With the rapid growth of data volumes, heterogeneity, and intensity, the demands on architectures that provide not only high performance, but also robust scalability, efficient use of computing resources, and fault tolerance are increasing. This article examines a hybrid big data processing architecture that combines the Hadoop Distributed File System and Apache Spark operational processing mechanisms. The goal of the study is to develop a formalized approach to evaluating and optimizing the efficiency of a hybrid environment compared to the standalone use of Hadoop and Spark.

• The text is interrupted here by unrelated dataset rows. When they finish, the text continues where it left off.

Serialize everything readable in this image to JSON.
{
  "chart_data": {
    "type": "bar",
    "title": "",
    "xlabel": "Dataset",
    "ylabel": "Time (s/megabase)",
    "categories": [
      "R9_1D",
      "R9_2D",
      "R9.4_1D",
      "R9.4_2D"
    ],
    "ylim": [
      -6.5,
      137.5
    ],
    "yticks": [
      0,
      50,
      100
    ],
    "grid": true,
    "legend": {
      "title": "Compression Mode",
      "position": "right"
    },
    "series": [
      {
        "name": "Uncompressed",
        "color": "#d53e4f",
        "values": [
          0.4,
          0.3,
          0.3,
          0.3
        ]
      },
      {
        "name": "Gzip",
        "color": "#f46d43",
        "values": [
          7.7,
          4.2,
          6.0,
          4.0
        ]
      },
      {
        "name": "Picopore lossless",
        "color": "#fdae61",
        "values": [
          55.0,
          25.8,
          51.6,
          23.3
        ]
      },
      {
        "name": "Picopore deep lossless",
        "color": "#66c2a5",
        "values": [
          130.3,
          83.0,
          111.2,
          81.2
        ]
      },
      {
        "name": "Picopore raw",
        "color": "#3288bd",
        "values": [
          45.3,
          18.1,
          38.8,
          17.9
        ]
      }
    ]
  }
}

The paper proposes a system of analytical models describing the processing speed, scalability, resource utilization, overhead, and overall efficiency of the hybrid architecture. Unlike studies that limit platform comparisons to general characteristics or isolated benchmarks, this article focuses on the relationship between data storage, inter-node communication, computing load, and cluster configuration parameters. It is demonstrated that combining Hadoop's distributed storage mechanisms with Spark's in-memory processing reduces the impact of disk I/O, improves resilience to increasing load, and ensures a more balanced use of memory and CPU resources.
These results confirm that the hybrid architecture is a promising solution for building scalable analytics platforms designed to process heterogeneous data under variable and intensive workloads. The practical significance of this study lies in the potential use of the proposed models in the design and configuration of regional and enterprise big data analytics systems.